Berkenaan dengan kondisi di Arab Saudi, Panitia Penyelenggaran Ibadah Haji (PPIH) menerbitkan sejumlah imbauan untuk jemaah dan petugas selama di Makkah dan Madinah.
“Baik jemaah maupun petugas, dilarang membawa benda, bendera, banner, simbol-simbol, lambang dan sejenisnya yang dapat berpotensi menjadi pelanggaran hukum selama berada di Makkah, Madinah, dan menjalankan rangkaian ibadah haji,” terang Jubir PPIH Akhmad Fauzin saat memberikan keterangan pers di Asrama Haji Pondok Gede, Jakarta, Jumat (17/6/2022).
“Jemaah dan petugas juga dilarang membawa benda tajam dan/atau lainnya yang dapat membayakan bagi diri sendiri maupun orang lain selama menjalankan rangkaian ibadah haji,” sambungnya.
Larangan lainnya, lanjut Fauzin, adalah berbicara, berteriak, mengajak dan/atau mempengaruhi orang lain dengan kalimat dan/atau ungkapan yang dapat berpotensi melanggar hukum yang berlaku di Arab Saudi selama menjalankan rangkaian ibadah haji.
Jemaah dan petugas diimbau selalu melengkapi diri dengan gelang identitas, kartu dan/atau gelang dari maktab dan atribut serta perlengkapan lainnya yang telah ditentukan oleh Pemerintah Indonesia dan Pemerintah Arab Saudi. Karena masih pandemi, jemah dan petugas agar selalu menjaga protokol kesehatan dengan tetap memakai masker ketika berkumpul di ruangan dan selama berada di Masjid Nabawi dan Masjidil Haram.
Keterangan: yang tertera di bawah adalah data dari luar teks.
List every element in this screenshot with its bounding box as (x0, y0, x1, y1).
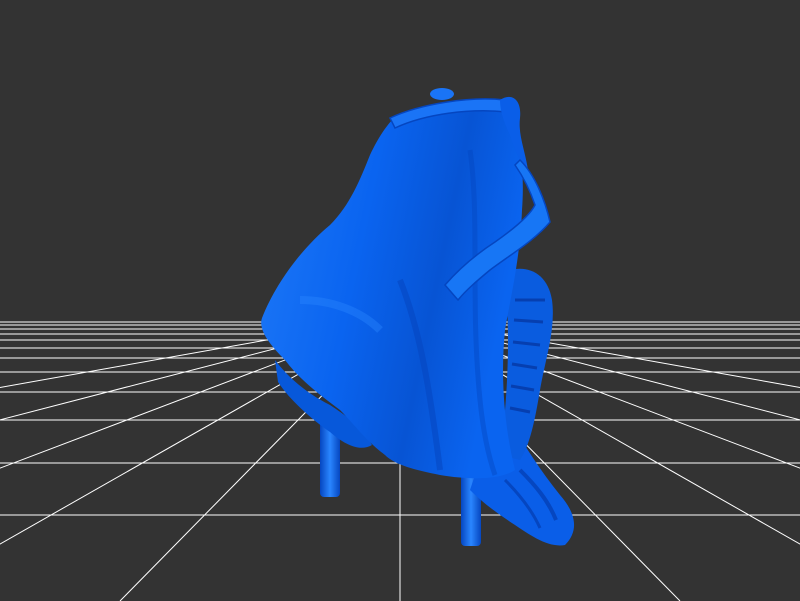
neck-stub (430, 88, 454, 100)
cloaked-figure-model[interactable] (261, 88, 575, 546)
viewport-canvas[interactable] (0, 0, 800, 601)
3d-viewport[interactable] (0, 0, 800, 601)
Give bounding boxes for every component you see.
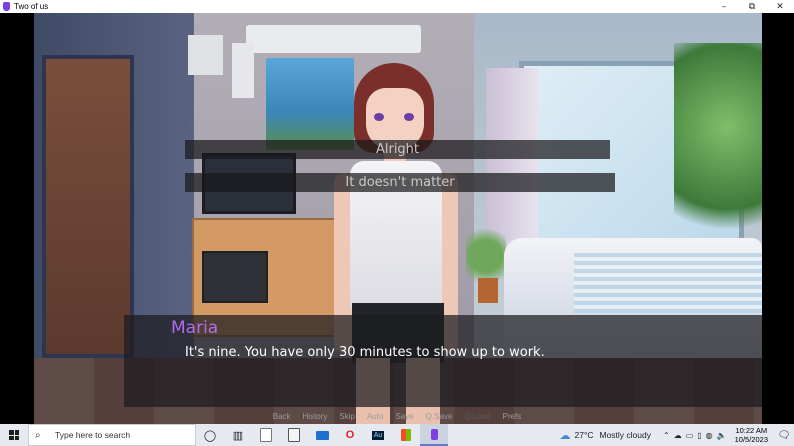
- store-icon[interactable]: [392, 424, 420, 446]
- quick-menu-history[interactable]: History: [303, 412, 328, 424]
- scene-printer: [202, 251, 268, 303]
- quick-menu-auto[interactable]: Auto: [367, 412, 383, 424]
- chevron-up-icon[interactable]: ⌃: [663, 431, 670, 440]
- scene-pot: [478, 278, 498, 303]
- start-button[interactable]: [0, 424, 28, 446]
- audition-icon[interactable]: Au: [364, 424, 392, 446]
- opera-icon[interactable]: O: [336, 424, 364, 446]
- scene-frame: [232, 43, 254, 98]
- windows-taskbar: ⌕ Type here to search ◯ ▥ O Au ☁ 27°C Mo…: [0, 424, 794, 446]
- game-viewport[interactable]: Alright It doesn't matter Maria It's nin…: [0, 13, 794, 424]
- file-icon[interactable]: [252, 424, 280, 446]
- speaker-name: Maria: [171, 318, 219, 338]
- network-icon[interactable]: ◍: [706, 431, 713, 440]
- character-eye: [404, 113, 414, 121]
- clock-time: 10:22 AM: [735, 426, 768, 435]
- cloud-icon[interactable]: ☁: [674, 431, 682, 440]
- dialogue-text: It's nine. You have only 30 minutes to s…: [185, 345, 545, 360]
- scene-tree: [674, 43, 762, 253]
- quick-menu-quick-save[interactable]: Q.Save: [426, 412, 453, 424]
- taskbar-clock[interactable]: 10:22 AM 10/5/2023: [735, 426, 768, 444]
- cortana-icon[interactable]: ◯: [196, 424, 224, 446]
- weather-widget[interactable]: ☁ 27°C Mostly cloudy: [560, 429, 652, 442]
- notification-icon[interactable]: 🗨: [774, 424, 794, 446]
- scene-air-conditioner: [246, 25, 421, 53]
- scene-poster: [266, 58, 354, 150]
- battery-icon[interactable]: ▯: [697, 431, 701, 440]
- search-icon: ⌕: [35, 429, 41, 441]
- windows-logo-icon: [9, 430, 19, 440]
- minimize-button[interactable]: –: [710, 0, 738, 13]
- game-app-icon[interactable]: [420, 424, 448, 446]
- dialogue-box[interactable]: [124, 315, 762, 407]
- quick-menu-save[interactable]: Save: [395, 412, 413, 424]
- mail-icon[interactable]: [308, 424, 336, 446]
- app-logo-icon: [3, 2, 10, 11]
- maximize-button[interactable]: ⧉: [738, 0, 766, 13]
- search-placeholder: Type here to search: [55, 430, 131, 440]
- volume-icon[interactable]: 🔈: [717, 431, 727, 440]
- system-tray: ⌃ ☁ ▭ ▯ ◍ 🔈: [663, 431, 727, 440]
- quick-menu-prefs[interactable]: Prefs: [503, 412, 522, 424]
- task-view-icon[interactable]: ▥: [224, 424, 252, 446]
- quick-menu: Back History Skip Auto Save Q.Save Q.Loa…: [0, 412, 794, 424]
- window-title: Two of us: [14, 2, 49, 11]
- scene-door: [42, 55, 134, 358]
- scene-blanket: [574, 253, 762, 313]
- weather-condition: Mostly cloudy: [599, 430, 652, 440]
- quick-menu-quick-load: Q.Load: [464, 412, 491, 421]
- weather-temp: 27°C: [574, 430, 594, 440]
- window-titlebar: Two of us – ⧉ ✕: [0, 0, 794, 13]
- quick-menu-back[interactable]: Back: [273, 412, 291, 424]
- partly-cloudy-icon: ☁: [559, 429, 571, 442]
- clock-date: 10/5/2023: [734, 435, 768, 444]
- close-button[interactable]: ✕: [766, 0, 794, 13]
- document-icon[interactable]: [280, 424, 308, 446]
- character-eye: [374, 113, 384, 121]
- scene-frame: [188, 35, 223, 75]
- quick-menu-skip[interactable]: Skip: [339, 412, 355, 424]
- choice-option-alright[interactable]: Alright: [185, 140, 610, 159]
- choice-option-doesnt-matter[interactable]: It doesn't matter: [185, 173, 615, 192]
- taskbar-search[interactable]: ⌕ Type here to search: [28, 424, 196, 446]
- monitor-icon[interactable]: ▭: [686, 431, 694, 440]
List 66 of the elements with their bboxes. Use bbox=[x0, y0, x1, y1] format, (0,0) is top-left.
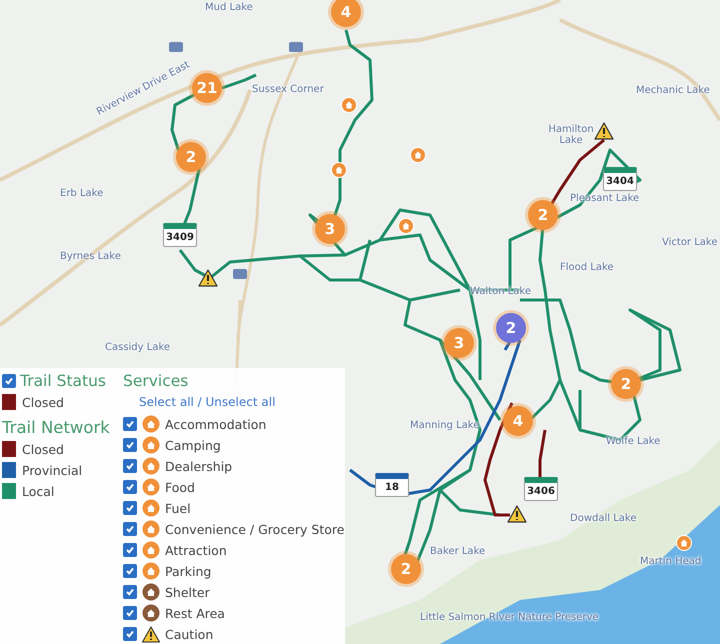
legend-label: Parking bbox=[165, 564, 212, 578]
legend-label: Shelter bbox=[165, 584, 210, 600]
checkmark-icon bbox=[125, 566, 135, 576]
checkmark-icon bbox=[125, 461, 135, 471]
map-label: Byrnes Lake bbox=[60, 251, 121, 262]
checkmark-icon bbox=[125, 440, 135, 450]
select-all-link[interactable]: Select all / Unselect all bbox=[139, 395, 344, 409]
map-label: Flood Lake bbox=[560, 262, 614, 273]
caution-icon[interactable] bbox=[594, 122, 614, 140]
checkbox[interactable] bbox=[123, 480, 137, 494]
checkbox[interactable] bbox=[2, 374, 16, 388]
checkmark-icon bbox=[4, 376, 14, 386]
checkbox[interactable] bbox=[123, 627, 137, 641]
map-label: Erb Lake bbox=[60, 188, 104, 199]
map-label: Cassidy Lake bbox=[105, 342, 170, 353]
legend-heading: Trail Network bbox=[2, 418, 111, 437]
map-label: Victor Lake bbox=[662, 237, 718, 248]
route-shield: 18 bbox=[375, 473, 409, 497]
checkbox[interactable] bbox=[123, 438, 137, 452]
legend-label: Fuel bbox=[165, 500, 191, 516]
map-label: Dowdall Lake bbox=[570, 513, 636, 524]
caution-icon[interactable] bbox=[507, 505, 527, 523]
legend-label: Attraction bbox=[165, 542, 227, 558]
legend-label: Local bbox=[22, 484, 54, 498]
legend-label: Convenience / Grocery Store bbox=[165, 522, 344, 536]
route-shield: 3409 bbox=[163, 223, 197, 247]
checkbox[interactable] bbox=[123, 564, 137, 578]
highway-marker-icon bbox=[233, 269, 247, 279]
checkmark-icon bbox=[125, 608, 135, 618]
map-label: Hamilton Lake bbox=[547, 124, 595, 146]
highway-marker-icon bbox=[289, 42, 303, 52]
map-label: Little Salmon River Nature Preserve bbox=[420, 612, 599, 623]
legend-label: Caution bbox=[165, 626, 214, 642]
highway-marker-icon bbox=[169, 42, 183, 52]
checkbox[interactable] bbox=[123, 459, 137, 473]
checkmark-icon bbox=[125, 545, 135, 555]
map-label: Sussex Corner bbox=[252, 84, 324, 95]
legend-label: Camping bbox=[165, 438, 221, 452]
map-label: Mud Lake bbox=[205, 2, 253, 13]
map-label: Baker Lake bbox=[430, 546, 486, 557]
map-label: Wolfe Lake bbox=[606, 436, 660, 447]
legend-heading: Services bbox=[123, 372, 190, 390]
legend-label: Provincial bbox=[22, 462, 82, 478]
checkbox[interactable] bbox=[123, 606, 137, 620]
legend-label: Rest Area bbox=[165, 606, 225, 620]
checkmark-icon bbox=[125, 524, 135, 534]
legend-heading: Trail Status bbox=[20, 372, 106, 390]
checkbox[interactable] bbox=[123, 417, 137, 431]
checkmark-icon bbox=[125, 419, 135, 429]
caution-icon[interactable] bbox=[198, 269, 218, 287]
checkbox[interactable] bbox=[123, 501, 137, 515]
route-shield: 3406 bbox=[524, 477, 558, 501]
checkmark-icon bbox=[125, 587, 135, 597]
legend-label: Closed bbox=[22, 442, 64, 456]
legend-label: Dealership bbox=[165, 458, 232, 474]
checkbox[interactable] bbox=[123, 585, 137, 599]
checkbox[interactable] bbox=[123, 543, 137, 557]
legend-label: Food bbox=[165, 480, 195, 494]
checkbox[interactable] bbox=[123, 522, 137, 536]
checkmark-icon bbox=[125, 482, 135, 492]
checkmark-icon bbox=[125, 629, 135, 639]
map-label: Mechanic Lake bbox=[636, 85, 710, 96]
legend-label: Closed bbox=[22, 394, 64, 410]
legend-label: Accommodation bbox=[165, 416, 266, 432]
checkmark-icon bbox=[125, 503, 135, 513]
route-shield: 3404 bbox=[603, 167, 637, 191]
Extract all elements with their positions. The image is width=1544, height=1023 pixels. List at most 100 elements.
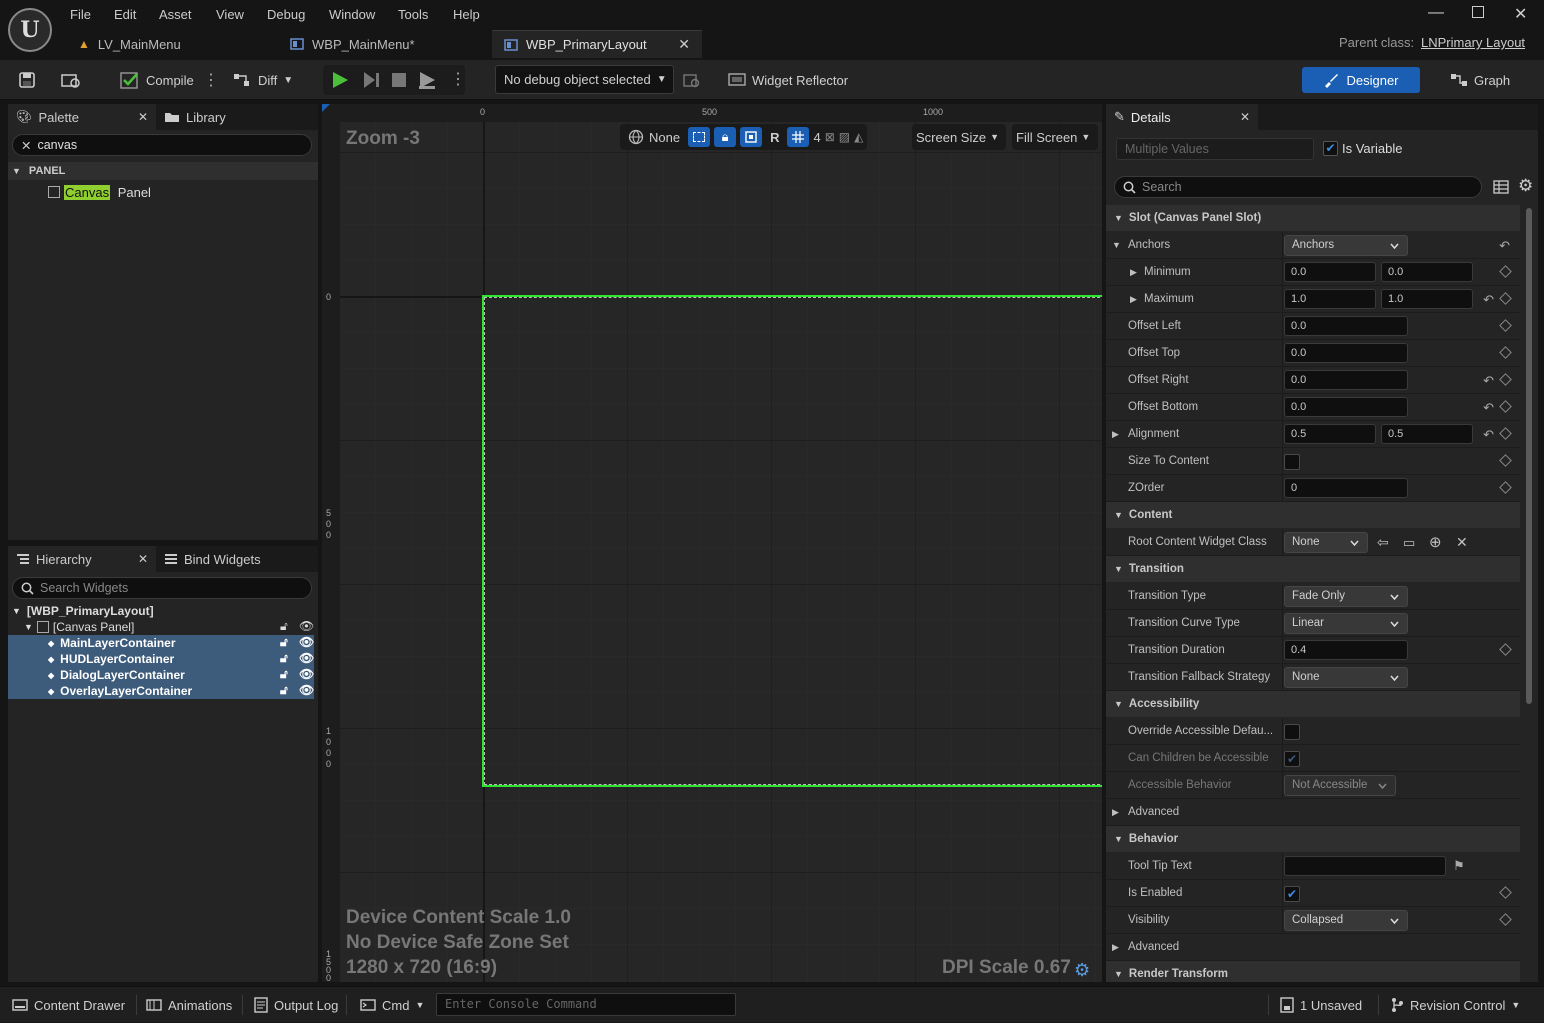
marquee-select-icon[interactable] <box>688 127 711 147</box>
reset-arrow-icon[interactable]: ↶ <box>1483 373 1494 389</box>
play-icon[interactable] <box>330 70 350 90</box>
section-content[interactable]: ▼ Content <box>1106 502 1520 528</box>
visibility-eye-icon[interactable]: 👁︎ <box>299 667 314 681</box>
settings-gear-icon[interactable]: ⚙︎ <box>1518 176 1533 196</box>
maximize-icon[interactable] <box>1472 6 1484 18</box>
menu-asset[interactable]: Asset <box>159 7 192 22</box>
animations-button[interactable]: Animations <box>146 987 232 1023</box>
menu-edit[interactable]: Edit <box>114 7 136 22</box>
mirror-icon[interactable]: ◭ <box>854 130 863 144</box>
tab-wbp-primarylayout[interactable]: WBP_PrimaryLayout ✕ <box>492 30 702 58</box>
tab-bind-widgets[interactable]: Bind Widgets <box>156 546 269 572</box>
canvas-outline[interactable] <box>482 295 1102 787</box>
tab-library[interactable]: Library <box>156 104 234 130</box>
offset-top-field[interactable]: 0.0 <box>1284 343 1408 363</box>
respect-locks-icon[interactable] <box>740 127 763 147</box>
tree-item[interactable]: ◆ OverlayLayerContainer 🔓︎ 👁︎ <box>8 683 314 699</box>
keyframe-diamond-icon[interactable] <box>1499 319 1512 332</box>
menu-tools[interactable]: Tools <box>398 7 428 22</box>
minimize-icon[interactable]: — <box>1428 4 1444 22</box>
add-icon[interactable]: ⊕ <box>1429 533 1442 551</box>
lock-icon[interactable]: 🔓︎ <box>280 619 288 634</box>
maximum-x-field[interactable]: 1.0 <box>1284 289 1376 309</box>
clear-search-icon[interactable]: ✕ <box>21 138 31 153</box>
close-icon[interactable]: ✕ <box>1240 110 1250 124</box>
step-icon[interactable] <box>362 70 382 90</box>
widget-reflector-button[interactable]: Widget Reflector <box>728 60 848 100</box>
reset-layout-button[interactable]: R <box>766 130 783 145</box>
reset-arrow-icon[interactable]: ↶ <box>1483 400 1494 416</box>
parent-class-link[interactable]: LNPrimary Layout <box>1421 35 1525 50</box>
section-accessibility[interactable]: ▼ Accessibility <box>1106 691 1520 717</box>
size-to-content-checkbox[interactable] <box>1284 454 1300 470</box>
tree-item[interactable]: ◆ HUDLayerContainer 🔓︎ 👁︎ <box>8 651 314 667</box>
tree-item[interactable]: ◆ DialogLayerContainer 🔓︎ 👁︎ <box>8 667 314 683</box>
override-accessible-checkbox[interactable] <box>1284 724 1300 740</box>
property-matrix-icon[interactable] <box>1493 179 1509 195</box>
visibility-dropdown[interactable]: Collapsed <box>1284 910 1408 931</box>
output-log-button[interactable]: Output Log <box>254 987 338 1023</box>
cmd-dropdown[interactable]: Cmd ▼ <box>360 987 424 1023</box>
palette-item-canvas-panel[interactable]: Canvas Panel <box>48 184 151 200</box>
palette-search-input[interactable]: ✕ canvas <box>12 134 312 156</box>
offset-bottom-field[interactable]: 0.0 <box>1284 397 1408 417</box>
alignment-x-field[interactable]: 0.5 <box>1284 424 1376 444</box>
compile-button[interactable]: Compile <box>120 60 194 100</box>
reset-arrow-icon[interactable]: ↶ <box>1483 427 1494 443</box>
keyframe-diamond-icon[interactable] <box>1499 643 1512 656</box>
minimum-y-field[interactable]: 0.0 <box>1381 262 1473 282</box>
keyframe-diamond-icon[interactable] <box>1499 454 1512 467</box>
transition-fallback-dropdown[interactable]: None <box>1284 667 1408 688</box>
expand-arrow-icon[interactable]: ▶ <box>1112 429 1119 440</box>
dpi-settings-gear-icon[interactable]: ⚙︎ <box>1074 960 1090 981</box>
offset-right-field[interactable]: 0.0 <box>1284 370 1408 390</box>
maximum-y-field[interactable]: 1.0 <box>1381 289 1473 309</box>
visibility-eye-icon[interactable]: 👁︎ <box>299 651 314 665</box>
close-icon[interactable]: ✕ <box>138 110 148 124</box>
graph-mode-button[interactable]: Graph <box>1450 60 1510 100</box>
minimum-x-field[interactable]: 0.0 <box>1284 262 1376 282</box>
menu-debug[interactable]: Debug <box>267 7 305 22</box>
fill-screen-dropdown[interactable]: Fill Screen ▼ <box>1012 124 1098 150</box>
save-button[interactable] <box>18 60 36 100</box>
transition-curve-dropdown[interactable]: Linear <box>1284 613 1408 634</box>
lock-icon[interactable]: 🔓︎ <box>280 667 288 682</box>
play-options-icon[interactable]: ⋮ <box>450 69 466 89</box>
reset-arrow-icon[interactable]: ↶ <box>1499 238 1510 254</box>
section-transition[interactable]: ▼ Transition <box>1106 556 1520 582</box>
revision-control-dropdown[interactable]: Revision Control ▼ <box>1390 987 1520 1023</box>
content-drawer-button[interactable]: Content Drawer <box>12 987 125 1023</box>
debug-object-dropdown[interactable]: No debug object selected ▼ <box>495 65 674 94</box>
is-variable-checkbox[interactable]: ✔ <box>1323 141 1338 156</box>
lock-icon[interactable]: 🔓︎ <box>280 683 288 698</box>
menu-view[interactable]: View <box>216 7 244 22</box>
keyframe-diamond-icon[interactable] <box>1499 292 1512 305</box>
keyframe-diamond-icon[interactable] <box>1499 346 1512 359</box>
stop-icon[interactable] <box>391 72 407 88</box>
menu-help[interactable]: Help <box>453 7 480 22</box>
details-search-input[interactable]: Search <box>1114 176 1482 198</box>
tab-details[interactable]: ✎ Details ✕ <box>1106 104 1258 130</box>
localization-preview-button[interactable]: None <box>624 129 684 145</box>
grid-snap-value[interactable]: 4 <box>813 130 820 145</box>
designer-viewport[interactable]: 0 500 1000 0 500 1000 1500 Zoom -3 None … <box>322 104 1102 982</box>
zorder-field[interactable]: 0 <box>1284 478 1408 498</box>
browse-button[interactable] <box>60 60 82 100</box>
visibility-eye-icon[interactable]: 👁︎ <box>299 635 314 649</box>
debug-filter-icon[interactable] <box>682 71 700 89</box>
diff-button[interactable]: Diff ▼ <box>232 60 293 100</box>
root-content-dropdown[interactable]: None <box>1284 532 1368 553</box>
reset-arrow-icon[interactable]: ↶ <box>1483 292 1494 308</box>
hierarchy-search-input[interactable]: Search Widgets <box>12 577 312 599</box>
tab-lv-mainmenu[interactable]: ▲ LV_MainMenu <box>66 30 276 58</box>
widget-name-input[interactable]: Multiple Values <box>1116 138 1314 160</box>
grid-snap-icon[interactable] <box>787 127 810 147</box>
expand-arrow-icon[interactable]: ▼ <box>1112 240 1121 250</box>
tree-item[interactable]: ◆ MainLayerContainer 🔓︎ 👁︎ <box>8 635 314 651</box>
section-behavior[interactable]: ▼ Behavior <box>1106 826 1520 852</box>
tab-wbp-mainmenu[interactable]: WBP_MainMenu* <box>278 30 488 58</box>
is-enabled-checkbox[interactable]: ✔ <box>1284 886 1300 902</box>
lock-icon[interactable]: 🔒︎ <box>714 127 737 147</box>
close-icon[interactable]: ✕ <box>678 36 690 53</box>
section-slot[interactable]: ▼ Slot (Canvas Panel Slot) <box>1106 205 1520 231</box>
“Selalu bertanya serta berkosultasi kepada petugas ketika menemui masalah dan kesulitan,” pesannya.
“Pemerintah berharap jemaah dan petugas dapat selalu mencerminkan jati diri bangsa Indonesia sebagai bangsa yang patuh dan tertib,” tandasnya.
Hari ini, sebanyak 4.429 jemaah yang tergabung dalam 11 kloter diberangkatkan dari delapan embarkasi ke Tanah Suci. Masing-masing dua kloter berangkat dari Embarkasi Solo/SOC (720), Jakarta – Pondok Gede/JKG (820), dan Surabaya/SUB (900). Masing-masing satu kloter berangkat dari Embarkasi Banjarmasin/BDJ (360), Batam/BTH (450), Aceh/BTJ (393), Medan/MES (393), dan Makassar/UPG (393).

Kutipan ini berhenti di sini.